According to the NASA website there is fuel for 10 years, and the five years is just the "minimal" mission time for which it's tested.

https://jwst.nasa.gov/content/about/faqs/faq.html#howlong


Question if anyone knows: ~9.5 years any reason to not push it out of orbit into space and continue to get signals back for years longer as it floats off? Like the voyagers?


To push it out in to space like Voyager requires a lot of thrust, so I bet that's the reason.

As far as I can find, it's kept in the L2 point mainly for temperature reasons.

Not an expert, but this is what I gathered from https://space.stackexchange.com/q/23238/13952 and https://space.stackexchange.com/q/38408/13952

From what I can tell I don't think that it's very uncommon that these things are designed for 5-10 year missions and that everything else is just a nice bonus. I don't think anyone expected Hubble to survive as long as it did for example, and even the Voyager program was originally designed to be finished in the 80s and I don't think anyone expected it would last this long either.
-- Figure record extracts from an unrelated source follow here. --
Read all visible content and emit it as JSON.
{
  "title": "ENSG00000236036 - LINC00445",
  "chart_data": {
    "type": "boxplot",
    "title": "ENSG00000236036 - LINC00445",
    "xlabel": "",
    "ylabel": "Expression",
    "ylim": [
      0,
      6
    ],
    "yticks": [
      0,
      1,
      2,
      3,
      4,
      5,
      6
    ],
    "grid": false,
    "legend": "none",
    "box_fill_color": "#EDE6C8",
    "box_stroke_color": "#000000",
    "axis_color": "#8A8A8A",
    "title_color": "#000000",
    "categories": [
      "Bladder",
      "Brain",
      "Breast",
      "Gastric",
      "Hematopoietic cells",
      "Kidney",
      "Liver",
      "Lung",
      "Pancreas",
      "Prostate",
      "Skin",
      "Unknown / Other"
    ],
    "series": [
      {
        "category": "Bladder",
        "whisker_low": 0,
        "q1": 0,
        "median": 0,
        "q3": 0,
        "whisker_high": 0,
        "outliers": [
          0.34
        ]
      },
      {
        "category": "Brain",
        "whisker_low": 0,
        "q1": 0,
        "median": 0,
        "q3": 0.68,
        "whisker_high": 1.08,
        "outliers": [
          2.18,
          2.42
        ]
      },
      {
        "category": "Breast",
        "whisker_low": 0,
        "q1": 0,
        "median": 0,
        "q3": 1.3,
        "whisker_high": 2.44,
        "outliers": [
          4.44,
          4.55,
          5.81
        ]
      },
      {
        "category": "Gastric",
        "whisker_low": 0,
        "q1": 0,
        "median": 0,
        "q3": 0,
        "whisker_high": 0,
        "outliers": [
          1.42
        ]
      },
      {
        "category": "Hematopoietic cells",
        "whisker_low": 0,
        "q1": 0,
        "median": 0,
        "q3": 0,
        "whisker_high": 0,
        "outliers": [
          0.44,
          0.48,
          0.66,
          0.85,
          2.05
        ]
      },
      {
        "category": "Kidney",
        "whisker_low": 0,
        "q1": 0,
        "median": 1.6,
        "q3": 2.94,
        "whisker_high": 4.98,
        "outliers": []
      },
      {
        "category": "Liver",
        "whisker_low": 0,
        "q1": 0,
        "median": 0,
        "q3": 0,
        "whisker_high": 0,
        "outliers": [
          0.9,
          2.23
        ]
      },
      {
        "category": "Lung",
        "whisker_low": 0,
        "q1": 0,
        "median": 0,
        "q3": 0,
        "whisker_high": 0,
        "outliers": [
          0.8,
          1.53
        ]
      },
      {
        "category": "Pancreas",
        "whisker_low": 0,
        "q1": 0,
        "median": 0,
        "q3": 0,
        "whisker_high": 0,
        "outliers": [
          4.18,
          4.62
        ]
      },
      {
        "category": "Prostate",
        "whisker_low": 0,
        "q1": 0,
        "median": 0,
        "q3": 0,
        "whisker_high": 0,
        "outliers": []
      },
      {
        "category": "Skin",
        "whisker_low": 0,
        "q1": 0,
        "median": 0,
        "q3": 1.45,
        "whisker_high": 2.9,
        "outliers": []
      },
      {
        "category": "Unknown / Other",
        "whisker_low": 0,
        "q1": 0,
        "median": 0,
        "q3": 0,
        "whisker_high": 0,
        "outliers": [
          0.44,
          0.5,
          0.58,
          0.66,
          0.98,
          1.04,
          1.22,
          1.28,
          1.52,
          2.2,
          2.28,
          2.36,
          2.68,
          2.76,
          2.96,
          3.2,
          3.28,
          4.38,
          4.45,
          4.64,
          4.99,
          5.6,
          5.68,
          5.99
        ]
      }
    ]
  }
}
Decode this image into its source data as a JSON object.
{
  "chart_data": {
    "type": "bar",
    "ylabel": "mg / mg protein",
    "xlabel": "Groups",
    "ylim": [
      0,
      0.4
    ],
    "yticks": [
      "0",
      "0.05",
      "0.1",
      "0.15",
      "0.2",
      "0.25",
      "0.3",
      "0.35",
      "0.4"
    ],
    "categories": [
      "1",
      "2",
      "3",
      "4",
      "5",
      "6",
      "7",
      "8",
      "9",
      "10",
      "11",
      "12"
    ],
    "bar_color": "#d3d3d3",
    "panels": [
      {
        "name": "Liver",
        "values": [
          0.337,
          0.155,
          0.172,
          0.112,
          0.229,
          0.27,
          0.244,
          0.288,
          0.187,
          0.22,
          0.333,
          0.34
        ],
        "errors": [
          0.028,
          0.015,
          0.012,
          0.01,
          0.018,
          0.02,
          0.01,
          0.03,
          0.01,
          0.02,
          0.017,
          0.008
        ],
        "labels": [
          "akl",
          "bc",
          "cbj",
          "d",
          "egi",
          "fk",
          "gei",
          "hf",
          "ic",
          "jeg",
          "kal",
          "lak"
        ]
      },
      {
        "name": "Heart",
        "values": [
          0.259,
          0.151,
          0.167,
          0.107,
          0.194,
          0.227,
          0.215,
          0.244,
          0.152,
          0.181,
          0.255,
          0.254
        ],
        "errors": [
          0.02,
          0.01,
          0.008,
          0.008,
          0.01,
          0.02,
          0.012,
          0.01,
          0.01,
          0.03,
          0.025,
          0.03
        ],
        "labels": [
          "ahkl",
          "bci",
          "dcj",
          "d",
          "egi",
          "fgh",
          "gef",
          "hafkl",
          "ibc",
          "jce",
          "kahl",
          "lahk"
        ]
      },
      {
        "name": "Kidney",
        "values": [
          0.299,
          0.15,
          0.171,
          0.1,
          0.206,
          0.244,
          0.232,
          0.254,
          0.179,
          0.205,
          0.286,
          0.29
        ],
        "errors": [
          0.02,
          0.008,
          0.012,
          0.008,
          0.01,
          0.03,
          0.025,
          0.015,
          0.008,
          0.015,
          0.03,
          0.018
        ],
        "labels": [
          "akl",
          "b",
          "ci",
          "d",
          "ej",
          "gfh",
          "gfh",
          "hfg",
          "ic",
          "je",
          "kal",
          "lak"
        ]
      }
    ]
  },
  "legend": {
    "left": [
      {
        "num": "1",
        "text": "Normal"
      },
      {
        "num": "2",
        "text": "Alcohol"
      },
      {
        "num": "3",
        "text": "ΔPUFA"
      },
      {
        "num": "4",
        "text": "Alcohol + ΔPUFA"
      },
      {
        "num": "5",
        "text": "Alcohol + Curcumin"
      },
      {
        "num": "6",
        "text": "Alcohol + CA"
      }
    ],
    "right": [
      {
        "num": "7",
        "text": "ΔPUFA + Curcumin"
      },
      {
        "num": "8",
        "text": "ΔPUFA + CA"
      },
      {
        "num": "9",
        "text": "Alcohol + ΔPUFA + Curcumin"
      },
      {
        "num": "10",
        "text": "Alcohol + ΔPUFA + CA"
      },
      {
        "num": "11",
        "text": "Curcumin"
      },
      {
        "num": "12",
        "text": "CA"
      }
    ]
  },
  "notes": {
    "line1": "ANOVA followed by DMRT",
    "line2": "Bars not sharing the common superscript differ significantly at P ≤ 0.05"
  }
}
JWST isn't a probe like Voyager. It's job isn't to go to other worlds and see what's there. Its a space observatory. It does exactly the same job a telescope on earth would do, just in space. The reason why is to avoid light pollution and the interference from earth's atmosphere.

So that fuel isn't used for going places, its for aiming the telescope and keeping it steady. Once the fuel is gone it can no longer control where its pointing. If you cant aim a telescope then its useless.
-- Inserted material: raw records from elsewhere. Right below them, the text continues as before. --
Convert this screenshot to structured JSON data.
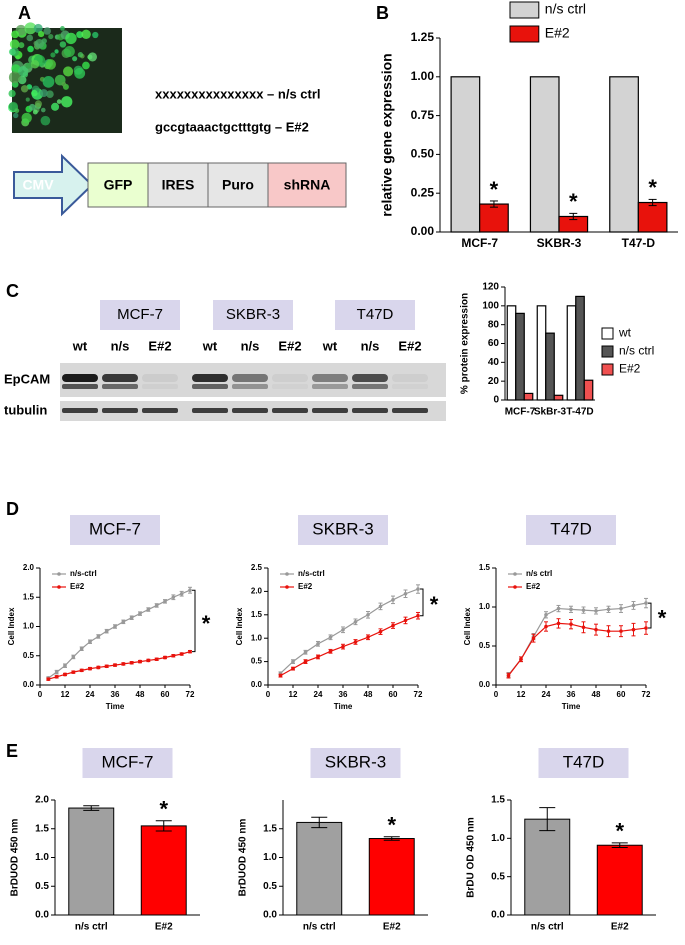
{
  "panel_labels": [
    "A",
    "B",
    "C",
    "D",
    "E"
  ],
  "construct": {
    "sequences": [
      "xxxxxxxxxxxxxxx – n/s ctrl",
      "gccgtaaactgctttgtg – E#2"
    ],
    "elements": [
      "CMV",
      "GFP",
      "IRES",
      "Puro",
      "shRNA"
    ]
  },
  "blot": {
    "cell_lines": [
      "MCF-7",
      "SKBR-3",
      "T47D"
    ],
    "lanes": [
      "wt",
      "n/s",
      "E#2"
    ],
    "proteins": [
      "EpCAM",
      "tubulin"
    ]
  },
  "chart_data": [
    {
      "type": "bar",
      "ylabel": "relative gene expression",
      "categories": [
        "MCF-7",
        "SKBR-3",
        "T47-D"
      ],
      "series": [
        {
          "name": "n/s ctrl",
          "color": "#d3d3d3",
          "values": [
            1,
            1,
            1
          ]
        },
        {
          "name": "E#2",
          "color": "#e8120c",
          "values": [
            0.18,
            0.1,
            0.19
          ],
          "errors": [
            0.02,
            0.02,
            0.02
          ]
        }
      ],
      "ylim": [
        0,
        1.25
      ],
      "yticks": [
        {
          "value": 0,
          "label": "0.00"
        },
        {
          "value": 0.25,
          "label": "0.25"
        },
        {
          "value": 0.5,
          "label": "0.50"
        },
        {
          "value": 0.75,
          "label": "0.75"
        },
        {
          "value": 1,
          "label": "1.00"
        },
        {
          "value": 1.25,
          "label": "1.25"
        }
      ],
      "legend": "top",
      "annotation": "*"
    },
    {
      "type": "bar",
      "ylabel": "% protein expression",
      "categories": [
        "MCF-7",
        "SkBr-3",
        "T-47D"
      ],
      "series": [
        {
          "name": "wt",
          "color": "#ffffff",
          "values": [
            100,
            100,
            100
          ]
        },
        {
          "name": "n/s ctrl",
          "color": "#555555",
          "values": [
            92,
            71,
            110
          ]
        },
        {
          "name": "E#2",
          "color": "#f05050",
          "values": [
            7,
            5,
            21
          ]
        }
      ],
      "ylim": [
        0,
        120
      ],
      "yticks": [
        0,
        20,
        40,
        60,
        80,
        100,
        120
      ],
      "legend": "right"
    },
    {
      "type": "line",
      "title": "MCF-7",
      "xlabel": "Time",
      "ylabel": "Cell Index",
      "x": [
        4,
        8,
        12,
        16,
        20,
        24,
        28,
        32,
        36,
        40,
        44,
        48,
        52,
        56,
        60,
        64,
        68,
        72
      ],
      "series": [
        {
          "name": "n/s-ctrl",
          "color": "#999999",
          "values": [
            0.12,
            0.22,
            0.33,
            0.48,
            0.62,
            0.74,
            0.83,
            0.92,
            1.0,
            1.08,
            1.15,
            1.22,
            1.29,
            1.36,
            1.43,
            1.5,
            1.56,
            1.62
          ],
          "errors": [
            0.02,
            0.03,
            0.03,
            0.03,
            0.03,
            0.03,
            0.03,
            0.03,
            0.03,
            0.03,
            0.03,
            0.03,
            0.03,
            0.03,
            0.03,
            0.04,
            0.04,
            0.05
          ]
        },
        {
          "name": "E#2",
          "color": "#e8120c",
          "values": [
            0.1,
            0.14,
            0.18,
            0.22,
            0.25,
            0.28,
            0.3,
            0.32,
            0.34,
            0.36,
            0.38,
            0.4,
            0.42,
            0.44,
            0.47,
            0.5,
            0.53,
            0.57
          ],
          "errors": [
            0.02,
            0.02,
            0.02,
            0.02,
            0.02,
            0.02,
            0.02,
            0.02,
            0.02,
            0.02,
            0.02,
            0.02,
            0.02,
            0.02,
            0.02,
            0.02,
            0.02,
            0.02
          ]
        }
      ],
      "xlim": [
        0,
        72
      ],
      "xticks": [
        0,
        12,
        24,
        36,
        48,
        60,
        72
      ],
      "ylim": [
        0,
        2
      ],
      "yticks": [
        {
          "value": 0,
          "label": "0.0"
        },
        {
          "value": 0.5,
          "label": "0.5"
        },
        {
          "value": 1,
          "label": "1.0"
        },
        {
          "value": 1.5,
          "label": "1.5"
        },
        {
          "value": 2,
          "label": "2.0"
        }
      ],
      "legend": "upper left",
      "annotation": "*"
    },
    {
      "type": "line",
      "title": "SKBR-3",
      "xlabel": "Time",
      "ylabel": "Cell Index",
      "x": [
        6,
        12,
        18,
        24,
        30,
        36,
        42,
        48,
        54,
        60,
        66,
        72
      ],
      "series": [
        {
          "name": "n/s-ctrl",
          "color": "#999999",
          "values": [
            0.25,
            0.5,
            0.7,
            0.88,
            1.02,
            1.18,
            1.35,
            1.5,
            1.68,
            1.82,
            1.95,
            2.05
          ],
          "errors": [
            0.03,
            0.04,
            0.04,
            0.05,
            0.05,
            0.06,
            0.06,
            0.07,
            0.07,
            0.08,
            0.08,
            0.09
          ]
        },
        {
          "name": "E#2",
          "color": "#e8120c",
          "values": [
            0.2,
            0.35,
            0.5,
            0.6,
            0.72,
            0.82,
            0.92,
            1.02,
            1.14,
            1.27,
            1.38,
            1.48
          ],
          "errors": [
            0.03,
            0.03,
            0.04,
            0.04,
            0.04,
            0.05,
            0.05,
            0.05,
            0.06,
            0.06,
            0.07,
            0.07
          ]
        }
      ],
      "xlim": [
        0,
        72
      ],
      "xticks": [
        0,
        12,
        24,
        36,
        48,
        60,
        72
      ],
      "ylim": [
        0,
        2.5
      ],
      "yticks": [
        {
          "value": 0,
          "label": "0.0"
        },
        {
          "value": 0.5,
          "label": "0.5"
        },
        {
          "value": 1,
          "label": "1.0"
        },
        {
          "value": 1.5,
          "label": "1.5"
        },
        {
          "value": 2,
          "label": "2.0"
        },
        {
          "value": 2.5,
          "label": "2.5"
        }
      ],
      "legend": "upper left",
      "annotation": "*"
    },
    {
      "type": "line",
      "title": "T47D",
      "xlabel": "Time",
      "ylabel": "Cell Index",
      "x": [
        6,
        12,
        18,
        24,
        30,
        36,
        42,
        48,
        54,
        60,
        66,
        72
      ],
      "series": [
        {
          "name": "n/s ctrl",
          "color": "#999999",
          "values": [
            0.13,
            0.33,
            0.62,
            0.9,
            0.98,
            0.97,
            0.96,
            0.95,
            0.97,
            0.98,
            1.02,
            1.05
          ],
          "errors": [
            0.03,
            0.03,
            0.04,
            0.04,
            0.04,
            0.04,
            0.04,
            0.04,
            0.04,
            0.05,
            0.05,
            0.06
          ]
        },
        {
          "name": "E#2",
          "color": "#e8120c",
          "values": [
            0.12,
            0.33,
            0.6,
            0.75,
            0.79,
            0.78,
            0.74,
            0.71,
            0.69,
            0.69,
            0.71,
            0.73
          ],
          "errors": [
            0.03,
            0.03,
            0.05,
            0.06,
            0.06,
            0.06,
            0.07,
            0.07,
            0.07,
            0.07,
            0.08,
            0.08
          ]
        }
      ],
      "xlim": [
        0,
        72
      ],
      "xticks": [
        0,
        12,
        24,
        36,
        48,
        60,
        72
      ],
      "ylim": [
        0,
        1.5
      ],
      "yticks": [
        {
          "value": 0,
          "label": "0.0"
        },
        {
          "value": 0.5,
          "label": "0.5"
        },
        {
          "value": 1,
          "label": "1.0"
        },
        {
          "value": 1.5,
          "label": "1.5"
        }
      ],
      "legend": "upper left",
      "annotation": "*"
    },
    {
      "type": "bar",
      "title": "MCF-7",
      "ylabel": "BrDUOD 450 nm",
      "categories": [
        "n/s ctrl",
        "E#2"
      ],
      "values": [
        1.86,
        1.55
      ],
      "errors": [
        0.04,
        0.09
      ],
      "colors": [
        "#a0a0a0",
        "#ff0000"
      ],
      "ylim": [
        0,
        2
      ],
      "yticks": [
        {
          "value": 0,
          "label": "0.0"
        },
        {
          "value": 0.5,
          "label": "0.5"
        },
        {
          "value": 1,
          "label": "1.0"
        },
        {
          "value": 1.5,
          "label": "1.5"
        },
        {
          "value": 2,
          "label": "2.0"
        }
      ],
      "annotation": "*"
    },
    {
      "type": "bar",
      "title": "SKBR-3",
      "ylabel": "BrDUOD 450 nm",
      "categories": [
        "n/s ctrl",
        "E#2"
      ],
      "values": [
        1.61,
        1.33
      ],
      "errors": [
        0.09,
        0.03
      ],
      "colors": [
        "#a0a0a0",
        "#ff0000"
      ],
      "ylim": [
        0,
        2
      ],
      "yticks": [
        {
          "value": 0,
          "label": "0.0"
        },
        {
          "value": 0.5,
          "label": "0.5"
        },
        {
          "value": 1,
          "label": "1.0"
        },
        {
          "value": 1.5,
          "label": "1.5"
        }
      ],
      "annotation": "*"
    },
    {
      "type": "bar",
      "title": "T47D",
      "ylabel": "BrDU OD 450 nm",
      "categories": [
        "n/s ctrl",
        "E#2"
      ],
      "values": [
        1.25,
        0.91
      ],
      "errors": [
        0.15,
        0.03
      ],
      "colors": [
        "#a0a0a0",
        "#ff0000"
      ],
      "ylim": [
        0,
        1.5
      ],
      "yticks": [
        {
          "value": 0,
          "label": "0.0"
        },
        {
          "value": 0.5,
          "label": "0.5"
        },
        {
          "value": 1,
          "label": "1.0"
        },
        {
          "value": 1.5,
          "label": "1.5"
        }
      ],
      "annotation": "*"
    }
  ]
}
You can aim it with reaction gyros which rotate the telescope and require only electricity. What you cannot do with electricity is translate the telescope along a vector to compensate for orbital decay and keep it on station. That's what fuel is for.


I understand it's not designed for exploration, but my thinking is given the other alternative is burn it up in the atmosphere isn't it better to get a bit longer (few years?) use as it drifts off vs burnt up.
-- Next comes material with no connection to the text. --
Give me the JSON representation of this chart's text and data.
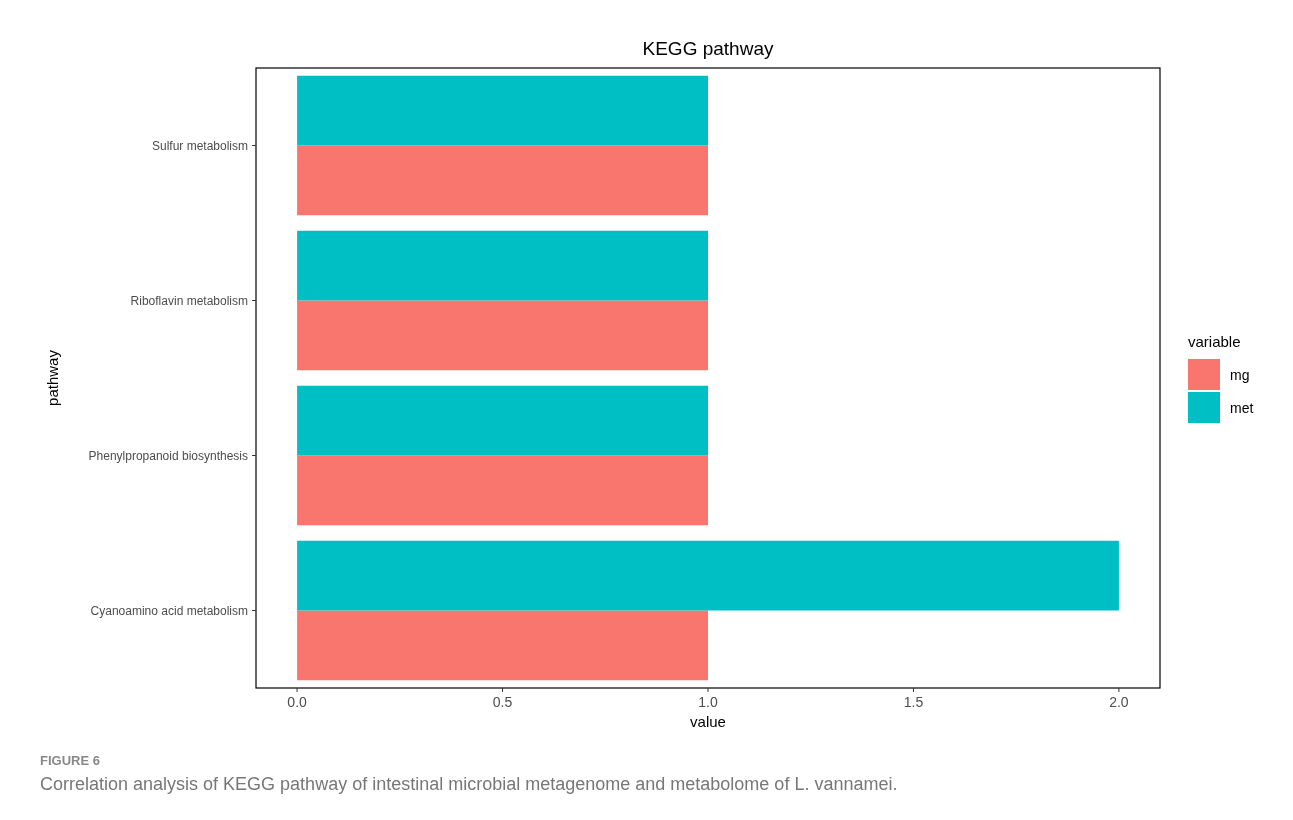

With the you need to aim it, could they sent it to a slow spin/wobble and time image capture as focus would occasionally pass by things of interest? Not sure if it needs to be relatively stable for that long timed exposure.

There is probably good reason for not doing this and trying to understand why.


Don't worry, JWST isn't going to burn up for a few billion years. Until the Sun expands into a red giant at least.

They are sending it to the L2 lagrange point which is further out that the moon. That's also why they are so careful about making sure the origami sun shield works right the first time. If it screws up the whole mission is lost because there's no chance to fly some astronauts out there to fix it like we did with Hubble.

As for exposures while its spinning, I was under the impression these are really long exposures and require it to be precisely aimed for quite awhile.


> why they are so careful about making sure the origami sun shield works right

They cannot really test it on Earth, as it must work in free-fall. Given the past problems with unfolding these things, I have a horrible suspicion that it won't work, and we won't be able get to L2 to fix it.


And it's at L2 so not that easy to get to


I take Starship could, and should be operational in some form by then.


Question is whether it'll be financially / commercially viable. I think that greatly depends on how much data the telescope gathers or whether it needs more time. Also keep in mind that the Hubble got multiple upgrades over its lifespan, which will be much more difficult with the Webb - is it feasible to do spacewalks that far out? Has any astronaut ever done a spacewalk outside of Earth orbit?


Are you referring to the protection by Earths magnetic field?

If so, would it matter much, given we (allegedly) shot humans in not more than slightly pressurized tin cans to the moon multiple times?

And they survived.


Yeah, if it has done it set out to do, then we don’t need to. Also depends how much of a moon presence we have in five years. Launching from the moon might make it feasible for sure, considering the billions the JWST has cost!


When you consider how long this thing was in development/production, 5 years doesn't seem very long.